The first week of 2024 served up a bevy of data about the health of the US labor market. The main takeaway is that there are still jobs aplenty in our economy, nearly two years into the most dramatic monetary tightening program since the early 1980s. The December report published this morning by the Bureau of Labor Statistics showed 216,000 payroll additions last month, with the unemployment rate holding steady at 3.7 percent. Hourly wages rose by 0.4 percent, which is more than the 0.1 percent increase in the Consumer Price Index last month. In fact, hourly wages for the full year 2023 rose by 4.1 percent, while headline inflation for the same period was 3.1 percent (we use the headline inflation numbers here rather than the core number which the Fed focuses on, because for actual people the energy and food components excluded by the core index are rather important ones).
Coming In For A Soft Landing
There are several things worth noting about this chart. First, you can clearly see that fewer jobs were created last year than in 2022. That is, in fact, just about exactly what the Fed hoped would happen: a cooler jobs market but one still showing gains every month. Second, the unemployment rate remains below four percent. The current level of 3.7 percent is just a few ticks higher than the 3.4 percent level achieved back in April, which in turn represents the lowest rate of joblessness since 1968. The median unemployment rate for the US economy since 1950 is 5.5 percent.

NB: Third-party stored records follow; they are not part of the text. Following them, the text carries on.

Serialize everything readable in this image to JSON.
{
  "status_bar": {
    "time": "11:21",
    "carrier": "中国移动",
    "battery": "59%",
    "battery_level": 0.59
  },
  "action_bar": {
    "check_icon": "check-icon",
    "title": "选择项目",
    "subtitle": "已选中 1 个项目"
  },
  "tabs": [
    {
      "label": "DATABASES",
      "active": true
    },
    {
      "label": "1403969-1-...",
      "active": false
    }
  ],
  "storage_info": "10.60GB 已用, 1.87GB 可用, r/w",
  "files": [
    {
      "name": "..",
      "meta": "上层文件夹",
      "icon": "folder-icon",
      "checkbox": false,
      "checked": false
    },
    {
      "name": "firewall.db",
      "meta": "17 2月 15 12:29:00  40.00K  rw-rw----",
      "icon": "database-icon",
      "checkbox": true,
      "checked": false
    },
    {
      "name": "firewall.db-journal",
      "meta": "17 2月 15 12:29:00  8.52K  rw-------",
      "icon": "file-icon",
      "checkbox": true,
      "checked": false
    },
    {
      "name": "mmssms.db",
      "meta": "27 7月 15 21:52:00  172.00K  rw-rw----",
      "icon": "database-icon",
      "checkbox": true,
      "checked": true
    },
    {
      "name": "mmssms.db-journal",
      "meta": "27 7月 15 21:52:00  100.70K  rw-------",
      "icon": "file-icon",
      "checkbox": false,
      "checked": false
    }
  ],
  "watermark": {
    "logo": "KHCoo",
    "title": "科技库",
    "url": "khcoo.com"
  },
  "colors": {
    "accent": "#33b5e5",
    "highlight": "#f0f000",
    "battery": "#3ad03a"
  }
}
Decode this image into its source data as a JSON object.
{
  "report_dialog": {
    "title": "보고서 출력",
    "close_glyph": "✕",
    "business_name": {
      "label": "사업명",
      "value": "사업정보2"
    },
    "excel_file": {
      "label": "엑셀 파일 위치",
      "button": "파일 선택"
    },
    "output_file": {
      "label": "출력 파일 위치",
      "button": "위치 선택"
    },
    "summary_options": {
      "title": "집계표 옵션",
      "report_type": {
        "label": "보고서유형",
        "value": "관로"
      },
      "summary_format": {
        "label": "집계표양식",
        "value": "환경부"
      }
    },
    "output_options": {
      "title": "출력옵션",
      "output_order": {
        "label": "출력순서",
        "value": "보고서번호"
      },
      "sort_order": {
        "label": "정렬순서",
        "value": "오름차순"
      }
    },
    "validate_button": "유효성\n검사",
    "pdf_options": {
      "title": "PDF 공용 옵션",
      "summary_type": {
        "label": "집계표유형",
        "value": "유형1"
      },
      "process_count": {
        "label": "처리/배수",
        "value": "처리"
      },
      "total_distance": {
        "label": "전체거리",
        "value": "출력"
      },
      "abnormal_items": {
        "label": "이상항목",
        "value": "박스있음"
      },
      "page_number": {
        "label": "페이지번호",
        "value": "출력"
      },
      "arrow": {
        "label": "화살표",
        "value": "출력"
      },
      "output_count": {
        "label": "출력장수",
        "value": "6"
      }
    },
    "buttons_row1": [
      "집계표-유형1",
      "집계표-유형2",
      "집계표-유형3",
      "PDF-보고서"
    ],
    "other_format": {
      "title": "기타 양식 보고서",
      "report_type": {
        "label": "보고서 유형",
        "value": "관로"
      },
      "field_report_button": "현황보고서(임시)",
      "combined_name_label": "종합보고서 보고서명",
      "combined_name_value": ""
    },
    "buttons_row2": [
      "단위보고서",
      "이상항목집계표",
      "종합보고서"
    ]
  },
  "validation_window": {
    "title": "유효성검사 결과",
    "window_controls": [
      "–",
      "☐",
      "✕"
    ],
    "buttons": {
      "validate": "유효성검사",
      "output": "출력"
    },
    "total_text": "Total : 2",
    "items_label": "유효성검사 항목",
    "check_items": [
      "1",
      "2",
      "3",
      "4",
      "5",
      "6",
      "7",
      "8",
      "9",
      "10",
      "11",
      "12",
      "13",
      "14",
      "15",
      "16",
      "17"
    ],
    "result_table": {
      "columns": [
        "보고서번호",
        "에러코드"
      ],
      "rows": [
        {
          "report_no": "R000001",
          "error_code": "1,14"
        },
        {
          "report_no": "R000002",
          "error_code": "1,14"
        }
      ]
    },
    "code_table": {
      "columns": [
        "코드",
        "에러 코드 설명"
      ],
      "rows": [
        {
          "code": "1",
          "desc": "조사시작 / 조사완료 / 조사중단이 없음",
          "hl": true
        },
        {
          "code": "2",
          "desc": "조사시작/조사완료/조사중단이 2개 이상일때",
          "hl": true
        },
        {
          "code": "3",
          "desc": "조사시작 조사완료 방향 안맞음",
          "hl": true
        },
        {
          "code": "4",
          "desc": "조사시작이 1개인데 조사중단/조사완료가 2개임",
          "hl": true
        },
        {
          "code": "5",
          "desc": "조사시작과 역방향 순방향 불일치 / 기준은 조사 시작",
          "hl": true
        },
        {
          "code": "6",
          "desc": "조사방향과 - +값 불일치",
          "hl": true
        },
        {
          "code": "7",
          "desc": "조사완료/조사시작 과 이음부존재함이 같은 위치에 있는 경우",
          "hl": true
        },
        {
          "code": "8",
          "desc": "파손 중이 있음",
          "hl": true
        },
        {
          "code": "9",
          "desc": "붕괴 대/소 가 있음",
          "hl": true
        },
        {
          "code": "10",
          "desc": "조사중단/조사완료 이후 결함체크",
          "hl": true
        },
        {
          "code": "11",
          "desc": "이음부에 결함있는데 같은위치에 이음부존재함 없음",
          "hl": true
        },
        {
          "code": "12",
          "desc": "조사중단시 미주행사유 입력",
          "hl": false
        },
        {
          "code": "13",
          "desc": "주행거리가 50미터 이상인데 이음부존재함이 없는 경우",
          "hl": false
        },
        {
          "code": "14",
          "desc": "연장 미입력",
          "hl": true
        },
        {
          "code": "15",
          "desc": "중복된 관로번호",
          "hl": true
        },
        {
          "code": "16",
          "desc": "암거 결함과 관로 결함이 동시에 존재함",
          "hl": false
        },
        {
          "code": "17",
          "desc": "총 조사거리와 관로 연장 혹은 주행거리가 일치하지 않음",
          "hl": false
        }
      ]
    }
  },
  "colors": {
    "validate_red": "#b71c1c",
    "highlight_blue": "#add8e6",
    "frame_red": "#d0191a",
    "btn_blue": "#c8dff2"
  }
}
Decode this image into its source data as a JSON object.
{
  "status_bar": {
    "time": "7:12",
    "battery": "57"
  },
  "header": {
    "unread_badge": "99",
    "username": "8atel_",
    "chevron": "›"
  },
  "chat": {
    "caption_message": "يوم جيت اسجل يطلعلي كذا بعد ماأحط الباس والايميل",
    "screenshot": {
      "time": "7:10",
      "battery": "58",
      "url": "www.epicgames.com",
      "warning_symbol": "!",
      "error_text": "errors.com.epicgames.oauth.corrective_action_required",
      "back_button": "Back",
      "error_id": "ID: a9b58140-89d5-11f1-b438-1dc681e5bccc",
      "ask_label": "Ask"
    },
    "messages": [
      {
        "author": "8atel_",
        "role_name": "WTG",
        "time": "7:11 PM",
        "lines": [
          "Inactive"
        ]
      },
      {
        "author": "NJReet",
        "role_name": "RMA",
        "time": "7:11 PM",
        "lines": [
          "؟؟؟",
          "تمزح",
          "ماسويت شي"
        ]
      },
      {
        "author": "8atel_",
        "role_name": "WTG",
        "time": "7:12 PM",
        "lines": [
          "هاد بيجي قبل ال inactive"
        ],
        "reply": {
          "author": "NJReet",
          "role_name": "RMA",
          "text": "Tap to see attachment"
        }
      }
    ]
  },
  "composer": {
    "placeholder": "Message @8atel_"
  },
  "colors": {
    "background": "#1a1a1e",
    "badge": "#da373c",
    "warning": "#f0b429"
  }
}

At least for the moment, these jobs numbers add to the mounting evidence that the Fed has managed to engineer that fabled “soft landing” of economists’ dreams. At some point it may even sink into the sensibilities of disgruntled American citizens (only 14 percent of whom, according to a recent survey, think the economy is doing at all well) that things are actually okay. Yes, the price of eggs is higher than it was in 2019, but so are their incomes, as attested to by those BLS wage numbers. Inflation continues to trend lower, the recent holiday shopping season proved resilient, and 2024 appears to be starting off on the right foot. At least for now.
The Market’s Take
All well and good, one might say, but how will markets react? Don’t we have a “good news is bad news” problem in which better economic growth implies interest rates staying higher for longer and thus disrupts all those rate cut hopes that have kept stocks and bonds humming along so nicely for the past couple months? Perhaps, though it’s worth noting that US stocks are up this morning in the wake of the jobs report, reversing earlier declines in futures markets. The bond market does seem to be rethinking some of the exuberance that followed the most recent Fed policy meeting in December, but in our opinion that exuberance was never warranted in the first place. If the Fed does pull off the soft landing and we get through the tightening cycle with no recession, that should be favorable to risk asset performance this year. It’s early yet, and the first few days of the new year have not been particularly rosy for stocks (which is not necessarily surprising, given the barnstormer of a finish to 2023). But so far, so good as far as the economy goes. Next up: fourth quarter earnings. We’ll have more to say about the challenges companies will be facing this year in forthcoming commentaries.